The Delhi BJP is buoyed by the fact that even the Congress and AAP vote shares put together fell short of the BJP’s vote share. “The election result has certainly ruled out the AAP narrative that their alliance with the Congress could defeat the BJP. The two parties coming together cannot challenge the BJP,” said a beaming Delhi BJP president Manoj Tiwari after defeating his rival Sheila Dikshit of the Congress with a record margin of 3.60 lakh votes.
The Lok Sabha results have come as a huge setback for the Arvind Kejriwal-led AAP whose vote share declined to a meagre 18.1% compared to the 54% votes in the 2015 Assembly polls where it bagged 67 of the 70 Assembly seats. Four AAP candidates ended up losing their security deposits. The Congress, on the other hand, secured 22.5% votes in the Lok Sabha polls and finished second in five of the seven seats in Delhi.

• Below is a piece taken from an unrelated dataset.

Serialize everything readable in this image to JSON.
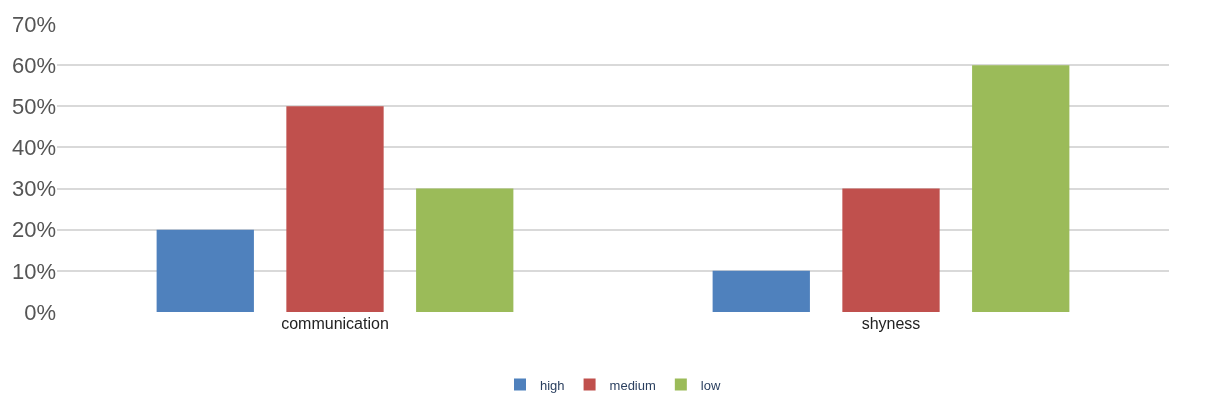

Political observers claimed that ever since the AAP came to power in 2015, their popularity has been on a gradual decline. In the 2013 Assembly elections, when AAP was just about a year old, it got a vote share of 29.5%, which rose to 54% in 2015. However, what indicated its decline was the party’s poor performance in the 2017 municipal polls where it could poll merely 26% votes. The AAP lost to the BJP which won all three municipal corporations.
However, while the AAP suffered a humiliating defeat, the Congress, which was decimated in the 2015 Assembly polls, appeared to be regaining its lost ground. The party won a significant share of votes in Muslim-dominated areas and slum clusters that are considered its core vote bank, but had shifted loyalty to the AAP.
Riding on the back of Muslim votes, Congress candidate Sheila Dikshit won over 4 lakh votes in North East Delhi. Similarly, Congress’ Jai Prakash Agarwal bagged close to 3 lakh votes in Chandni Chowk, another Muslim dominated seat, and contained the vote margin below the three lakh mark.
The BJP, which swept all the seven seats in Delhi, set new records in five constituencies where its candidates defeated their opponents with the highest margins ever. Parvesh Verma, the sitting MP from the West Delhi constituency, won a second term with a record-breaking margin of 5.78 lakh votes. Verma broke his own record for the highest victory margin in Delhi.
In 2014, he had trounced his closest rival, Jarnail Singh of the AAP, by a margin of 2.68 lakh votes.
Hans Raj Hans, the BJP candidate from the Northwest Delhi (reserved) seat, clobbered his closest rival, Gugan Singh of the AAP, with an emphatic margin of 5.53 lakh votes, a record in the constituency. Cricketer-turned-politician and BJP candidate from East Delhi, Gautam Gambhir, trounced Arvinder Singh Lovely of the Congress by a record margin of 3.91 lakh votes. BJP’s South Delhi candidate, Ramesh Bidhuri, defeated first-timer Raghav Chadha of the AAP by 3.67 lakh votes.
BJP’s Delhi unit chief Manoj Tiwari clinched the Northeast Delhi seat, defeating three-time Chief Minister Sheila Dikshit by a record margin of 3.66 lakh votes. Only Union minister Harsh Vardhan and BJP leader Meenakashi Lekhi won their respective seats by a margin less than the 2014 record. While Lekhi won the second term defeating Ajay Maken of Congress by 2.56 lakh votes, Union minister Harsh Vardhan had the lowest winning margin in the city at just 2.28 lakh votes in Chandni Chowk.